There are multiple tables containing more than 1 million records, and I have to do something like :
for record in GiantTable.objects.all():
doSomethingAwesome(record)
I have tried:
- Django paginator, but again it does multiple calls to DB.
- Iterator, but it doesn't really helped in optimizing time and memory.
- Also have used offset and limit as suggested here but again it does multiple db calls.
Finally I ended up writing a function and creating cursor in postgreSQL:
CREATE FUNCTION reffunc(refcursor) RETURNS refcursor AS $$
BEGIN
OPEN $1 FOR SELECT * FROM giantTable;
RETURN $1;
END;
$$ LANGUAGE plpgsql;
as documented in psycopg2 and calling this cursor as:
import psycopg2
conn = psycopg2.connect("dbname=test user=root")
cur1 = conn.cursor() cur1.callproc('reffunc', ['curname'])

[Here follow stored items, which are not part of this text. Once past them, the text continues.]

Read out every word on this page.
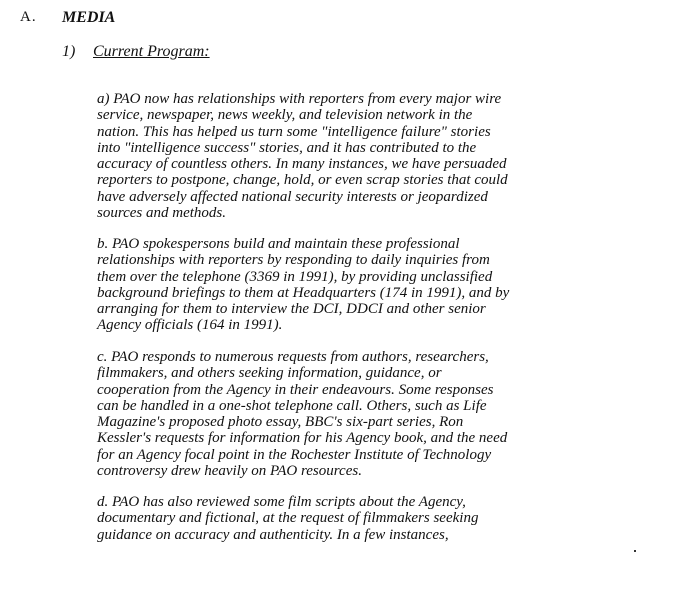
A. MEDIA
1) Current Program:
a) PAO now has relationships with reporters from every major wire
service, newspaper, news weekly, and television network in the
nation. This has helped us turn some "intelligence failure" stories
into "intelligence success" stories, and it has contributed to the
accuracy of countless others. In many instances, we have persuaded
reporters to postpone, change, hold, or even scrap stories that could
have adversely affected national security interests or jeopardized
sources and methods.
b. PAO spokespersons build and maintain these professional
relationships with reporters by responding to daily inquiries from
them over the telephone (3369 in 1991), by providing unclassified
background briefings to them at Headquarters (174 in 1991), and by
arranging for them to interview the DCI, DDCI and other senior
Agency officials (164 in 1991).
c. PAO responds to numerous requests from authors, researchers,
filmmakers, and others seeking information, guidance, or
cooperation from the Agency in their endeavours. Some responses
can be handled in a one-shot telephone call. Others, such as Life
Magazine's proposed photo essay, BBC's six-part series, Ron
Kessler's requests for information for his Agency book, and the need
for an Agency focal point in the Rochester Institute of Technology
controversy drew heavily on PAO resources.
d. PAO has also reviewed some film scripts about the Agency,
documentary and fictional, at the request of filmmakers seeking
guidance on accuracy and authenticity. In a few instances,
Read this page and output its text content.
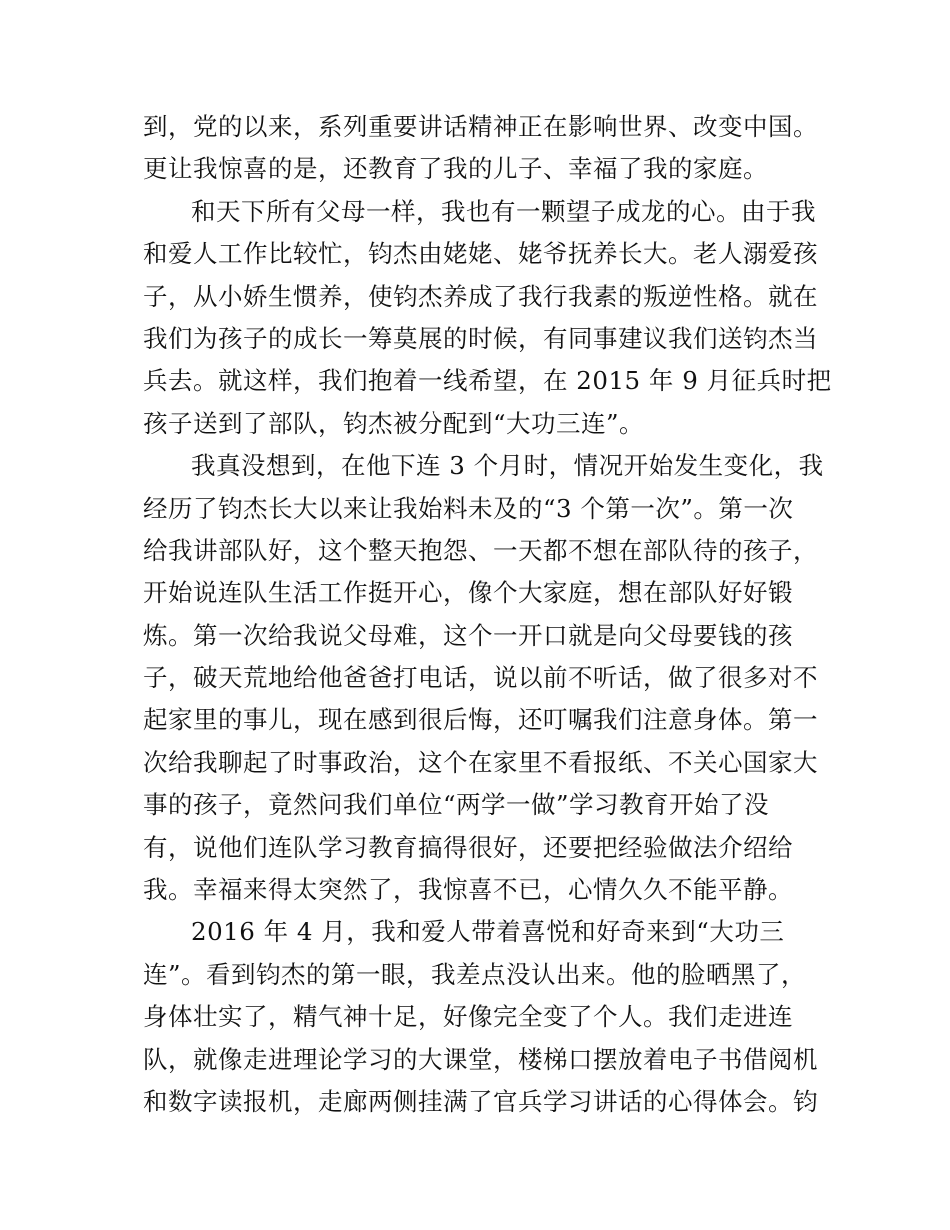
到，党的以来，系列重要讲话精神正在影响世界、改变中国。
更让我惊喜的是，还教育了我的儿子、幸福了我的家庭。
和天下所有父母一样，我也有一颗望子成龙的心。由于我
和爱人工作比较忙，钧杰由姥姥、姥爷抚养长大。老人溺爱孩
子，从小娇生惯养，使钧杰养成了我行我素的叛逆性格。就在
我们为孩子的成长一筹莫展的时候，有同事建议我们送钧杰当
兵去。就这样，我们抱着一线希望，在 2015 年 9 月征兵时把
孩子送到了部队，钧杰被分配到“大功三连”。
我真没想到，在他下连 3 个月时，情况开始发生变化，我
经历了钧杰长大以来让我始料未及的“3 个第一次”。第一次
给我讲部队好，这个整天抱怨、一天都不想在部队待的孩子，
开始说连队生活工作挺开心，像个大家庭，想在部队好好锻
炼。第一次给我说父母难，这个一开口就是向父母要钱的孩
子，破天荒地给他爸爸打电话，说以前不听话，做了很多对不
起家里的事儿，现在感到很后悔，还叮嘱我们注意身体。第一
次给我聊起了时事政治，这个在家里不看报纸、不关心国家大
事的孩子，竟然问我们单位“两学一做”学习教育开始了没
有，说他们连队学习教育搞得很好，还要把经验做法介绍给
我。幸福来得太突然了，我惊喜不已，心情久久不能平静。
2016 年 4 月，我和爱人带着喜悦和好奇来到“大功三
连”。看到钧杰的第一眼，我差点没认出来。他的脸晒黑了，
身体壮实了，精气神十足，好像完全变了个人。我们走进连
队，就像走进理论学习的大课堂，楼梯口摆放着电子书借阅机
和数字读报机，走廊两侧挂满了官兵学习讲话的心得体会。钧
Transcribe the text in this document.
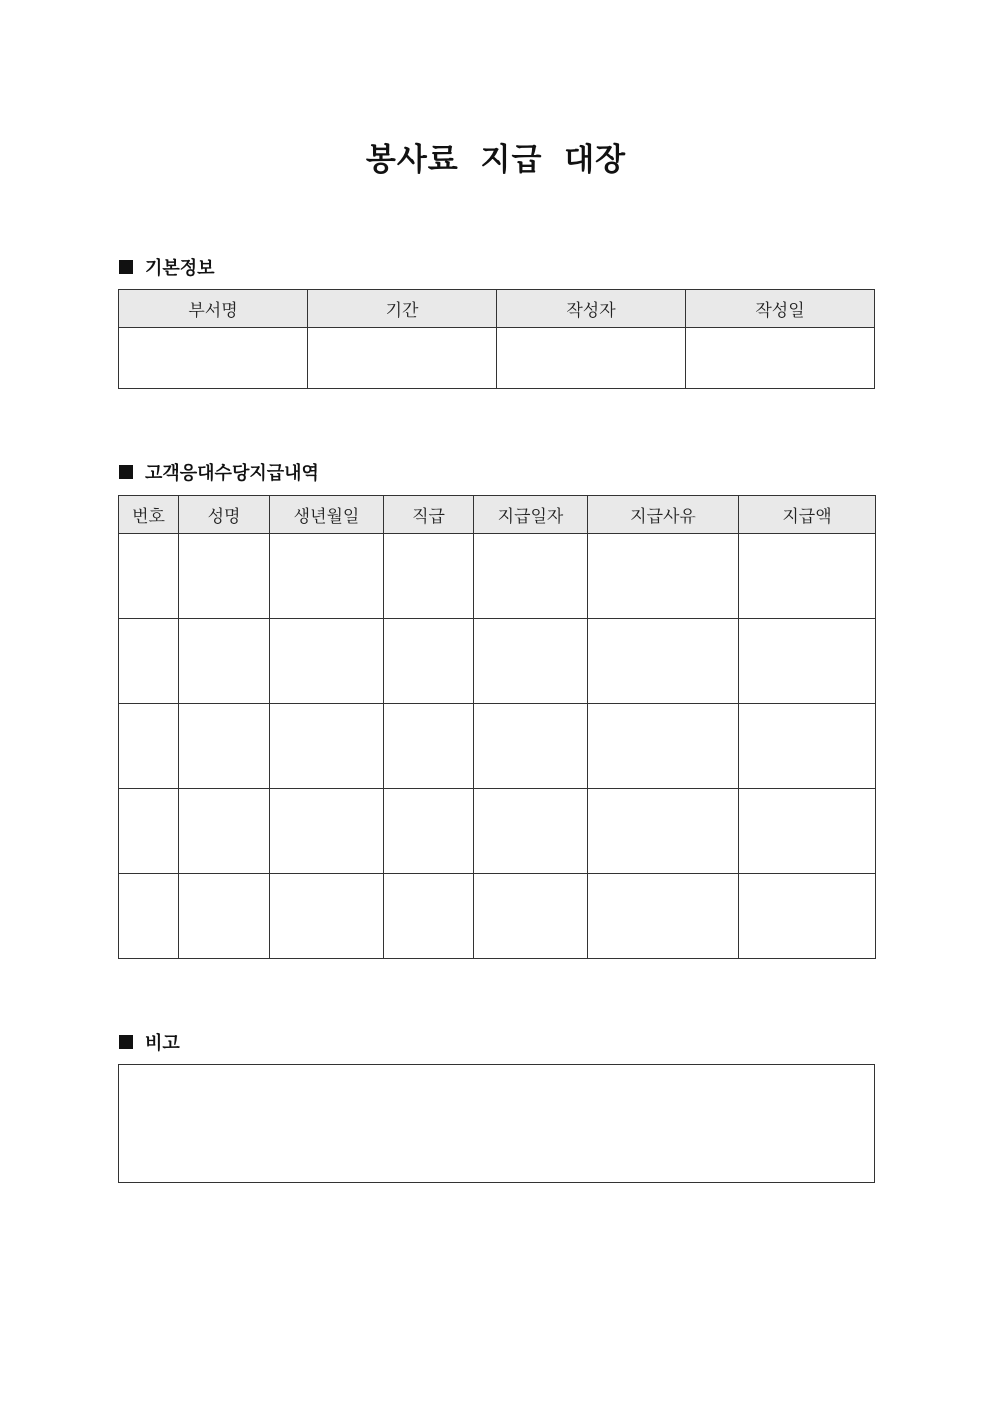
봉사료 지급 대장
기본정보
부서명	기간	작성자	작성일

고객응대수당지급내역
번호	성명	생년월일	직급	지급일자	지급사유	지급액

비고
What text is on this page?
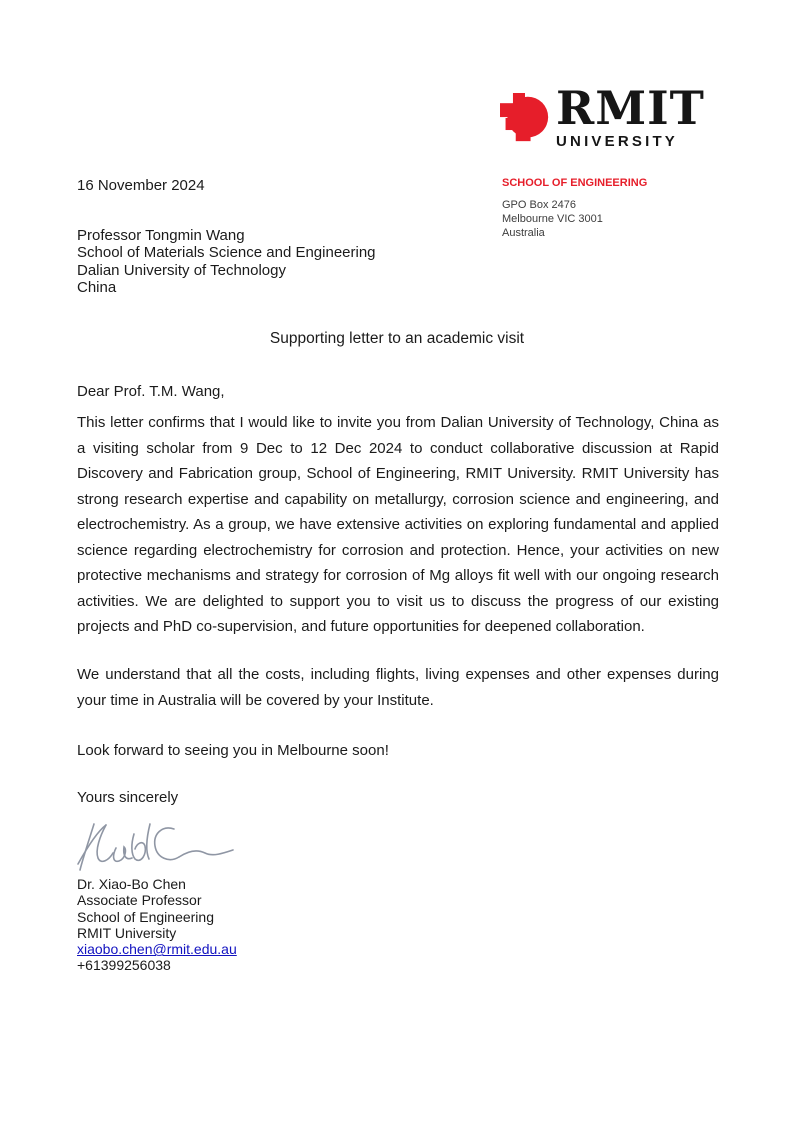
RMIT
UNIVERSITY
16 November 2024	SCHOOL OF ENGINEERING
GPO Box 2476
Melbourne VIC 3001
Australia
Professor Tongmin Wang
School of Materials Science and Engineering
Dalian University of Technology
China
Supporting letter to an academic visit
Dear Prof. T.M. Wang,

This letter confirms that I would like to invite you from Dalian University of Technology, China as a visiting scholar from 9 Dec to 12 Dec 2024 to conduct collaborative discussion at Rapid Discovery and Fabrication group, School of Engineering, RMIT University. RMIT University has strong research expertise and capability on metallurgy, corrosion science and engineering, and electrochemistry. As a group, we have extensive activities on exploring fundamental and applied science regarding electrochemistry for corrosion and protection. Hence, your activities on new protective mechanisms and strategy for corrosion of Mg alloys fit well with our ongoing research activities. We are delighted to support you to visit us to discuss the progress of our existing projects and PhD co-supervision, and future opportunities for deepened collaboration.

We understand that all the costs, including flights, living expenses and other expenses during your time in Australia will be covered by your Institute.

Look forward to seeing you in Melbourne soon!

Yours sincerely
Dr. Xiao-Bo Chen
Associate Professor
School of Engineering
RMIT University
xiaobo.chen@rmit.edu.au
+61399256038
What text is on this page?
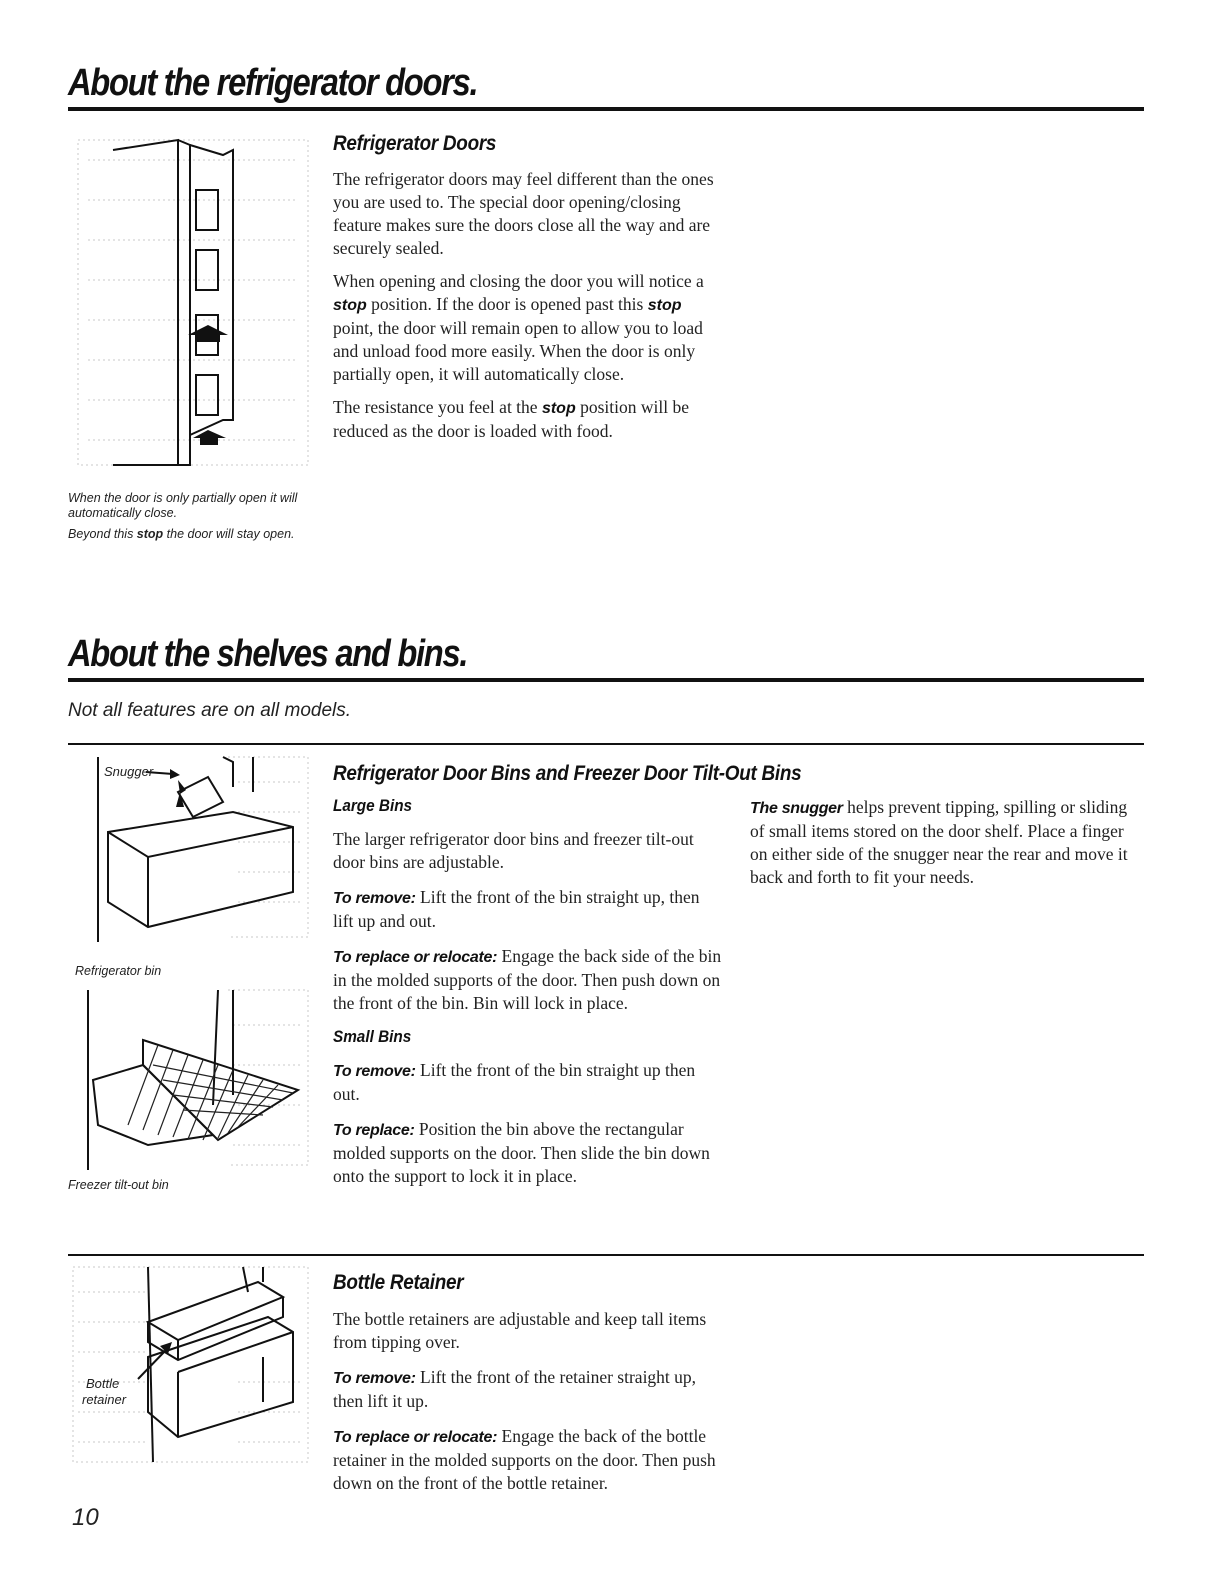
About the refrigerator doors.
Refrigerator Doors

The refrigerator doors may feel different than the ones you are used to. The special door opening/closing feature makes sure the doors close all the way and are securely sealed.

When opening and closing the door you will notice a stop position. If the door is opened past this stop point, the door will remain open to allow you to load and unload food more easily. When the door is only partially open, it will automatically close.

The resistance you feel at the stop position will be reduced as the door is loaded with food.

When the door is only partially open it will automatically close.

Beyond this stop the door will stay open.

About the shelves and bins.
Not all features are on all models.
Snugger
Refrigerator bin
Freezer tilt-out bin
Refrigerator Door Bins and Freezer Door Tilt-Out Bins
Large Bins

The larger refrigerator door bins and freezer tilt-out door bins are adjustable.

To remove: Lift the front of the bin straight up, then lift up and out.

To replace or relocate: Engage the back side of the bin in the molded supports of the door. Then push down on the front of the bin. Bin will lock in place.

Small Bins

To remove: Lift the front of the bin straight up then out.

To replace: Position the bin above the rectangular molded supports on the door. Then slide the bin down onto the support to lock it in place.

The snugger helps prevent tipping, spilling or sliding of small items stored on the door shelf. Place a finger on either side of the snugger near the rear and move it back and forth to fit your needs.

Bottle
retainer
Bottle Retainer

The bottle retainers are adjustable and keep tall items from tipping over.

To remove: Lift the front of the retainer straight up, then lift it up.

To replace or relocate: Engage the back of the bottle retainer in the molded supports on the door. Then push down on the front of the bottle retainer.

10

cur2= conn.cursor('curname')
for rec in cur2.fetchall():
doSomethingAwesome(rec)
I have two doubts here:
As docummented in psycopg2,
the default value of 2000 allows to fetch about 100KB per roundtrip assuming records of 10-20 columns of mixed number and strings
but does this mean postgreSQL hits DB each time after 2000 records, how it returns results? because when I did
len(cur2.fetchall())
it took time and returned me total number of records. Should I write another function in postgreSQLFETCH 2000 FROM gigantic_cursor;
and call this function instead from django after every 2000 records?Should I go with this approach and do the same for all other tables. Is this the most optimal way to reduce memory and time both or have I misunderstood something?